Cet  Adam constitue à coup sûr une découverte. Il rejoint la cohorte d’Esther, Judith, Suzanne, Rachel et Jacob, Jephté, Jonas et Samson qui avaient bénéficié bien avant lui d’enregistrements explorant ce genre spécifique de la cantate française sur sujets bibliques, auquel le fort tempérament d’Élisabeth Jacquet de La Guerre a apporté ses lettres de noblesse, rejointe sur ce terrain par Drouard de Bousset. Très développée (neuf numéros), cette cantate sur un livret de Houdar de la Motte, alterne récits et airs caractérisés, que viennent ici entrecouper des extraits de sonates pour violon et basse continue, livrant une sorte de commentaire, à une œuvre originellement écrite pour voix seule et basse continue. Les quatre premiers numéros exposent la félicité dont jouit le premier homme, avant que « l’Esprit séducteur » ne vienne lui « ouvrir le cercueil ». Les airs jusque-là gracieux et aimables font place à des pages plus vindicatives : Adam est « devenu l’esclave de la mort ». Invité à se cacher puis à fuir, le voilà chassé de ce paradis, sur une basse agitée. Le propos se veut naturellement édifiant, ce que résume les maximes du dernier air : Le Ciel, d’une main libérale aime à nous verser ses bienfaits ; Quand nous l’irritons, il égale les maux, aux biens qu’il nous a faits. Eugénie Lefebvre fait montre ici des qualités – indispensables dans ce répertoire- que nous lui connaissons désormais : puissance vocale et engagement dramatique, diction parfaite, beauté du timbre. Peut-être aurions-nous apprécié davantage de variété dans le continuo, afin de diversifier de manière plus marquée cet opéra biblique miniature.

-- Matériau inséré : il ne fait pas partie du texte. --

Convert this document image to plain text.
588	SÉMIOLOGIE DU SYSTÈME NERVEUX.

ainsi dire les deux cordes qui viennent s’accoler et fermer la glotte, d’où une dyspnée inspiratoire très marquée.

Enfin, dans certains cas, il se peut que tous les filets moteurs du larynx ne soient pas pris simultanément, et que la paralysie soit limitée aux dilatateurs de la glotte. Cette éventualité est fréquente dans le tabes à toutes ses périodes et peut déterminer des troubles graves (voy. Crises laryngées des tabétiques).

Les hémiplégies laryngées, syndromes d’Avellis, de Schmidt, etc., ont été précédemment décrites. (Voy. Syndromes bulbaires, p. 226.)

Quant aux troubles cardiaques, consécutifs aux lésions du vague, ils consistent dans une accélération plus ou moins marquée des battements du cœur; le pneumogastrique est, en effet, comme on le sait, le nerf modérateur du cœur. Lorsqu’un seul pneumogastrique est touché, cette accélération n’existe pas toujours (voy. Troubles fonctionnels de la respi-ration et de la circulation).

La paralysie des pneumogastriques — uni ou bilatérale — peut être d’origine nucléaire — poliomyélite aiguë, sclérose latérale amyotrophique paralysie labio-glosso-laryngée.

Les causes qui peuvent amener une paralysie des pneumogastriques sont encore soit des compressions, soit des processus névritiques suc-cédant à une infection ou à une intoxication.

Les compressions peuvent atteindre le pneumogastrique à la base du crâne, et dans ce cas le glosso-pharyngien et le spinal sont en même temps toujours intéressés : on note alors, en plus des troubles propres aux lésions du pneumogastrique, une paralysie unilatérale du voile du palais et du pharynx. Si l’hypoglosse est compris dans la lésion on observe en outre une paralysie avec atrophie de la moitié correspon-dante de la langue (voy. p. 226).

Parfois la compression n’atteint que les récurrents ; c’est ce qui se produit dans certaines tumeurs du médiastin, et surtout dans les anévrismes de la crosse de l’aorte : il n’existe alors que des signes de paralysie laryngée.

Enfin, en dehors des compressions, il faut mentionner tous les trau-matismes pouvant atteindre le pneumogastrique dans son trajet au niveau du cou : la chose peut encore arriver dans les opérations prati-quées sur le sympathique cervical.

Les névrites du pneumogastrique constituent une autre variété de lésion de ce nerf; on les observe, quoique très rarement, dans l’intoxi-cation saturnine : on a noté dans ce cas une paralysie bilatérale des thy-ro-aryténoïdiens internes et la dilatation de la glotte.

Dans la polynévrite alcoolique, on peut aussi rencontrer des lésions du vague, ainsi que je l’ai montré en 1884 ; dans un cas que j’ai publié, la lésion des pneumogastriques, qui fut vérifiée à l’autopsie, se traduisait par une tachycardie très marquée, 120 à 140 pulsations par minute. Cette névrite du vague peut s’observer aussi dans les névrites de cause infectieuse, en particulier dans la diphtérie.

Le joli labyrinthe qui illustre la pochette n’est autre que celui du château ayant servi d’écrin à cet enregistrement livrant un travail soigné et créatif. Ses couleurs printanières s’accordent à merveille à l’éclosion de ce nouvel ensemble auquel on souhaite de s’aventurer vers des pages encore fort méconnues signées Jean-Baptiste Morin (cantates) ou François Chauvon (les Tibiades) par exemple.